In the views of Fisher’s null hypothesis significance testing (NHST), Type I errors \(\alpha\) have been emphasized far greater than Type II \(\beta\) errors do. Recently, however, more investigators have argued that \(\beta\) is equally important. Normally the issue about \(\beta\) is represented as the issue of the statistical power \(=1-\beta\), which indicates how big the probability is to accept a \(H_1\), which is actually true. We can run a simulated experiment to estimate the power of an experiment. Suppose the mean and the standard deviation of the experimental group (n=20) are 9.64 and 3.17, whereas the mean and the standard deviation of the control group (n=20) are 6.58 and 3.03. The power of this experiment can be estimated by the following procedure. First, we create two populations respectively for the experimental group and the control group. Second, we randomly draw 20 data points from each of the populations. Third, we run a independent-groups \(t\) test and record the \(t\) value. Fourth, we repeat the third step until we collect 10,000 \(t\) values. Fifth, we compute the probability to accept \(H_1:\Delta\mu\neq0\) based on these 10,000 results. The positive critical value in a two-tailed \(t\) test is 2.024 with \(df=38=2\times(20-1)\).
set.seed(202031)
Ctrl<-rnorm(10000,9.64,3.17)
Exp<-rnorm(10000,6.58,3.03)
Results<-sapply(1:10000,function(i){
Ctrl.dta<-sample(Ctrl,20,replace=T)
Exp.dta<-sample(Exp,20,replace=T)
return(t.test(Ctrl.dta,Exp.dta,var.equal=T)$statistic)
})
cv<-qt(1-0.025,df=38)
cv
## [1] 2.024394
power<-sum(Results>cv)/length(Results)
power
## [1] 0.874
The power is about .87. That is, with the two populations’ parameters being set as the two samples’ statistics, there is a 87% chance to accept \(H_1:\Delta\mu\neq0\). The below R codes are used to make the below figure, which clearly shows the histogram of the \(t\) values collected in the simulated experiment, the critical value, and the power.
library(ggplot2)
x<-seq(min(Results),max(Results),0.1)
ymax<-dt(x-mean(Results),df=38)
ymin<-rep(0,length(x))
qt.dta<-data.frame(x=x,ymax=ymax,ymin=ymin)
ggplot()+
geom_histogram(data=data.frame(x=Results),aes(x=x,y=..density..),
bins=30,color="gray75",fill="white")+
geom_ribbon(data=subset(qt.dta,x>cv),aes(x=x,ymin=ymin,ymax=ymax),
alpha=0.2,color=NA,fill="red")+
geom_segment(aes(x=cv,y=dt(cv-mean(Results),df=38),xend=cv,yend=0),color="red")+
geom_line(data=qt.dta,aes(x=x,y=ymax),color="black",size=0.3)+
annotate("text",label="Area=.87",x=6,y=0.3,size=4)+
geom_segment(aes(x=6,y=0.28,xend=mean(Results),yend=0.15),size=0.3)+
annotate("text",label="t=2.024",x=0,y=0.1,size=4)+
geom_segment(aes(x=0,y=0.08,xend=1.98,yend=0.01),
arrow=arrow(length=unit(0.1,"cm")),size=0.3,color="red")
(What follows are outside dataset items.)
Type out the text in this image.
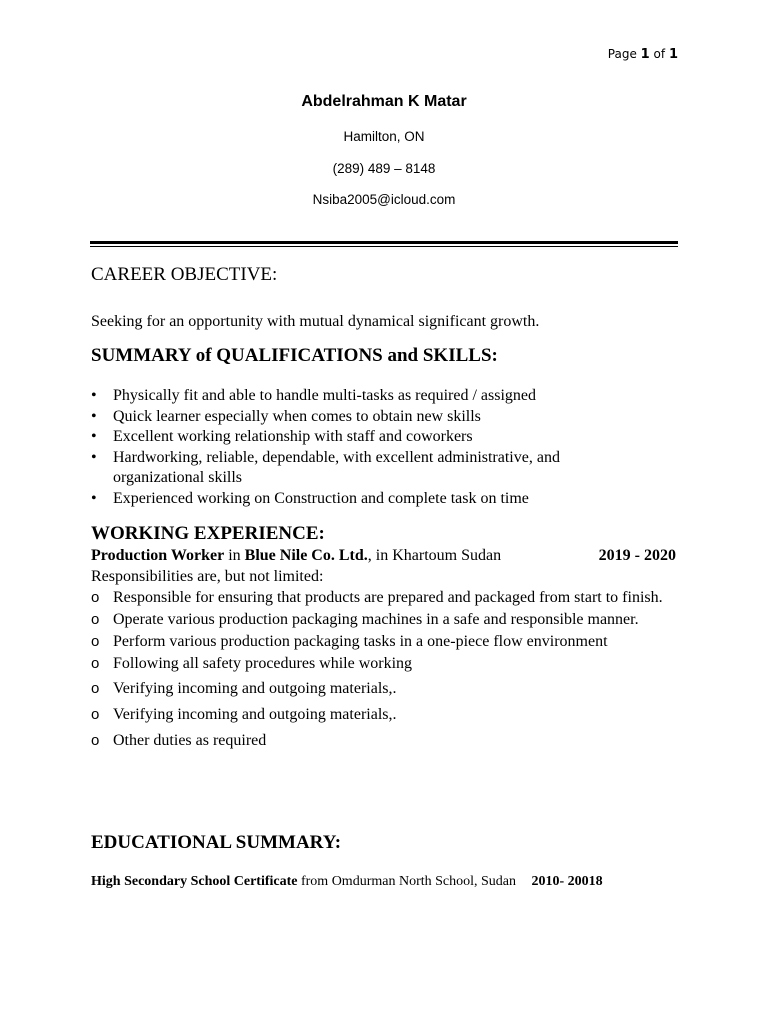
Page 1 of 1
Abdelrahman K Matar
Hamilton, ON
(289) 489 – 8148
Nsiba2005@icloud.com
CAREER OBJECTIVE:
Seeking for an opportunity with mutual dynamical significant growth.
SUMMARY of QUALIFICATIONS and SKILLS:
• Physically fit and able to handle multi-tasks as required / assigned
• Quick learner especially when comes to obtain new skills
• Excellent working relationship with staff and coworkers
• Hardworking, reliable, dependable, with excellent administrative, and organizational skills
• Experienced working on Construction and complete task on time
WORKING EXPERIENCE:
Production Worker in Blue Nile Co. Ltd., in Khartoum Sudan	2019 - 2020
Responsibilities are, but not limited:
o Responsible for ensuring that products are prepared and packaged from start to finish.
o Operate various production packaging machines in a safe and responsible manner.
o Perform various production packaging tasks in a one-piece flow environment
o Following all safety procedures while working
o Verifying incoming and outgoing materials,.
o Verifying incoming and outgoing materials,.
o Other duties as required
EDUCATIONAL SUMMARY:
High Secondary School Certificate from Omdurman North School, Sudan 2010- 20018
The power of a test are influenced by three factors: Type I error \(\alpha\), effect size, and sample size \(n\). The below figure shows the distributions for \(H_o\) and \(H_1\) respectively in color green and color red. Thus, Type I error is the small green triangle area. Type II error is the reddish area on \(H_1\).
Now suppose we use a larger Type I error, say 0.1. As a result, the green triangle area will be bigger and the reddish area will be smaller. Consequently, power will be bigger. See the below figure.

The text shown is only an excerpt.